- Я благодарен, я чертовски тебе благодарен, наверное, больше всех из тех, кого я знаю, но тебе этого мало. Что я должен прекратить? А? Что, Фрэн? Прекратить пользоваться своими способностями? Я уже предупреждал, сама их природа сопряжена с рисками, а это значит, что риск есть всегда, и, конечно, можно немного погоревать о произошедшем но в целом лучше бы радоваться, что всё обошлось.
Тим почти готов пойти на попятную, правда, почти готов сдать позиции для этого человека, для его парня, для кого-то близкого, пожалуй, для кого-то кому наконец-то не всё равно. Но слова, которые говорит Фрэн, тем больше ранят, чем больше это правда. Не для Тима, нет, для Фрэна вся реальность Тима это жалкой обесцененный к чертям мирок. С его семьёй, со сложностями в отношениях, с тем, что весь их род друг друга обманывал, околдовывал, предавал, и всё же, вопреки всем интригам они как-то учились друг другу доверять. Они берегли друг друга ровно настолько, чтобы не позволить убить родного кому-то другому, вот такая у них была семья, и именно это Мордред впитал с молоком Моргаузы, которая его выкормила, и именно этому научился что в Оркнее, что позже при дворе.
От чужой жестокости ему больно и он пытается понять, как это, когда родной человек не признаёт право на ошибку, когда её невозможно искупить и это становится причиной для слишком уж крупного раскола.
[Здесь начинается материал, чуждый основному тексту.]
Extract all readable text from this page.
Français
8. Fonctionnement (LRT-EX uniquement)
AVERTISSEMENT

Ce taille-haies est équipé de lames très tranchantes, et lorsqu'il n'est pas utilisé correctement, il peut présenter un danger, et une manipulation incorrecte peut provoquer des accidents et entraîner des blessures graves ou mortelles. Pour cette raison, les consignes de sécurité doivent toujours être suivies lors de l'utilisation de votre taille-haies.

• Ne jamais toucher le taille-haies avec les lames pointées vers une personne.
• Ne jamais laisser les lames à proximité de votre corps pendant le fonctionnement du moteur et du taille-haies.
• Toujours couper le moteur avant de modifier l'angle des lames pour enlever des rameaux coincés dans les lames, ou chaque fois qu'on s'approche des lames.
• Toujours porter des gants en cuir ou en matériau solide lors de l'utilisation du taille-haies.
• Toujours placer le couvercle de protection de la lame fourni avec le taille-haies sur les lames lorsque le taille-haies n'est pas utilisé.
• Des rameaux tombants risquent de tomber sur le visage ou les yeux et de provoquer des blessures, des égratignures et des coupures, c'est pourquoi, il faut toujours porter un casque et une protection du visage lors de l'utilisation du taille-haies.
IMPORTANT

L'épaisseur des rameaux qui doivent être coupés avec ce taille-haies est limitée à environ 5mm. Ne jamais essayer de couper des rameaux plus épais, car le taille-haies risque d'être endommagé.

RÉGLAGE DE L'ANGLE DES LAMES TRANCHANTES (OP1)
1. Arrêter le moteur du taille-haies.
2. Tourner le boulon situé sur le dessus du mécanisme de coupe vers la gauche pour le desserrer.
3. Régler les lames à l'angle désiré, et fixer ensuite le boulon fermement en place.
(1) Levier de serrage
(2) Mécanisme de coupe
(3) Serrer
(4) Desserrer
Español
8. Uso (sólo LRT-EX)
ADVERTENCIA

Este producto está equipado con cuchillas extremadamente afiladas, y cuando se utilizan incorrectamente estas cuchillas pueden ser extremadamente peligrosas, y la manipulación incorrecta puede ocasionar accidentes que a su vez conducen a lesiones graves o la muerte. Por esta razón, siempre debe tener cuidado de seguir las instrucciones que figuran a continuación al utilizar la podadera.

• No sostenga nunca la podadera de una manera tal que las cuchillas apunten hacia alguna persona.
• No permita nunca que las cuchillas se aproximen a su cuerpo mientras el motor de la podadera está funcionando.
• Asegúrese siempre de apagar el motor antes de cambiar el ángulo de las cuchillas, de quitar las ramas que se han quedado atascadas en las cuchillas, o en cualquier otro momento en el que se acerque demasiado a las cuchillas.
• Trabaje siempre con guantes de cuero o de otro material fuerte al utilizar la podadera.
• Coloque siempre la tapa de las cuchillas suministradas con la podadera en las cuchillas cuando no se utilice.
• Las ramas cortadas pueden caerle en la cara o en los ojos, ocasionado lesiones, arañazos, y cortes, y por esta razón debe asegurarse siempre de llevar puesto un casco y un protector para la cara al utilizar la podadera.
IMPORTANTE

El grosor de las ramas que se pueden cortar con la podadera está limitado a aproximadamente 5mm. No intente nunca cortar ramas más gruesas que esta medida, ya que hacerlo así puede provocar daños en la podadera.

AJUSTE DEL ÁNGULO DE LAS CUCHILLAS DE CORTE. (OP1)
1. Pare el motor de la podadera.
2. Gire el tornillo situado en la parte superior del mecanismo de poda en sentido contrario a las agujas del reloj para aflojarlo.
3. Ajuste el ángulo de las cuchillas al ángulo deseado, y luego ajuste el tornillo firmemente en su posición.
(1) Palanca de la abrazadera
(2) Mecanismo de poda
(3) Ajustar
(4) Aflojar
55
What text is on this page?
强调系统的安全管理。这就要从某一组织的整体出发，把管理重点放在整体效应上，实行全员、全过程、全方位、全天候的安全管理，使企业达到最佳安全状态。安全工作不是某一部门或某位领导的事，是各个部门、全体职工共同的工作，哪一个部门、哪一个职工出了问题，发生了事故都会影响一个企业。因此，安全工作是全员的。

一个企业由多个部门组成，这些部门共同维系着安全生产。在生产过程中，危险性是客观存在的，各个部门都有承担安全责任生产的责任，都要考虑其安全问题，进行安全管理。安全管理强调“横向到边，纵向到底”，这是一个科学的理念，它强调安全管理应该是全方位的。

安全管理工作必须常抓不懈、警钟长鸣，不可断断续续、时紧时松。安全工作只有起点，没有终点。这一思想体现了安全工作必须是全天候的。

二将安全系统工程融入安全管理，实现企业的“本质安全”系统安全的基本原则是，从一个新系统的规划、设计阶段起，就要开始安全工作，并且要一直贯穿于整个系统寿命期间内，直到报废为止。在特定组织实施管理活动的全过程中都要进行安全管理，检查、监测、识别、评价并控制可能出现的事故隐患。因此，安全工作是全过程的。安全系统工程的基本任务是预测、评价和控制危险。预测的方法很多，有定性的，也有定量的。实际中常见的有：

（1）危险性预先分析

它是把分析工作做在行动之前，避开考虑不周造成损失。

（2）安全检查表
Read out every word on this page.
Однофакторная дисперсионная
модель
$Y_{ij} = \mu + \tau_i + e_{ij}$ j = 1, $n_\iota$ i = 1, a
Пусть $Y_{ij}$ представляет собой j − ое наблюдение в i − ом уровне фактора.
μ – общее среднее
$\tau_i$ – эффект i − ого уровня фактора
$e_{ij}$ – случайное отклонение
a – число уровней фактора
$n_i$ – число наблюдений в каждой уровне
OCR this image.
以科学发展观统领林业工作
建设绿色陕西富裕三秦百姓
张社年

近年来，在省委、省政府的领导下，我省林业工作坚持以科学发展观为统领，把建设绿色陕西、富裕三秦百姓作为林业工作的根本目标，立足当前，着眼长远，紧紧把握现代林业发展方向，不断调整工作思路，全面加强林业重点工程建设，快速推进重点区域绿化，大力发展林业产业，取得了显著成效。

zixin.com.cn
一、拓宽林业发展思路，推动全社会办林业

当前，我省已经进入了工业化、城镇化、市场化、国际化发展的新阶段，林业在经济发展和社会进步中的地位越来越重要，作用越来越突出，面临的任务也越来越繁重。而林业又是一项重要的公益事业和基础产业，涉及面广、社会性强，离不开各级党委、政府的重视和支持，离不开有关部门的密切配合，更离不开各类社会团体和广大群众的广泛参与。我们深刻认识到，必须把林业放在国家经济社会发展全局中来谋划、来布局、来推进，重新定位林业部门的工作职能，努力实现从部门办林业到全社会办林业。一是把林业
Тим задумывается, тонет в этой мысли, не дыша, и понимает: а с чего он собственно взял, что у них такие отношения. Три недели после пробуждения они вместе, может чуть больше, и все три недели как только заходит речь о том, что хочет сделать Тим, или о его семье, он натыкается на волну, на взрыв негодования и непринятия.
Браслет всё ещё жжется на руке, обхватывая запястье повыше костяшек, мягко но и очень плотно, точно змея увивается кольцами вокруг жертвы. Чудо-браслет, который выручил бы его, если бы с духом он облажался окончательно. Чудо-браслет, который, впрочем, не вернул бы ему рассудок.
Тим смотрит на него и никак не может понять, почему Фрэнк его не забирает?
- Вот значит как. Жаль.
От этих слов сковывает плечи. Нет, Тим не успел настолько прикипеть к этому парню, чтобы говорить, что из него будто выкачивают воздух, кроме того, его своеобразные отношения с гипоксией делают это высказывание немного бессмысленным. Вместо этого его раздирает изнутри болью, боль жжется где-то в груди и поднимается к горлу с клекотом, сковывая его судорогой. Позже он разложит эту боль на полочки, отделит от неё, одно на одним, другие чувства: где-то там будет и злость, и разочарование, и одиночество, последнего будет даже слишком много.
Тим не знает, куда деть руки, куда деть себя. Он соскальзывает с кровати, роняет тлеющую сигарету в пепельницу, обходит комнату по кругу, растерянный и расстроенный. Пока не возвращается к Фрэну, чтобы мягко, невозможно ласково, и крепко обнять его со спины, прижаться губами к шее под мочкой уха, надышаться впрок.
Пока ещё можно, пока за Фрэном не закрылась дверь навсегда.
- Ты ведь всё решил для себя решил, верно?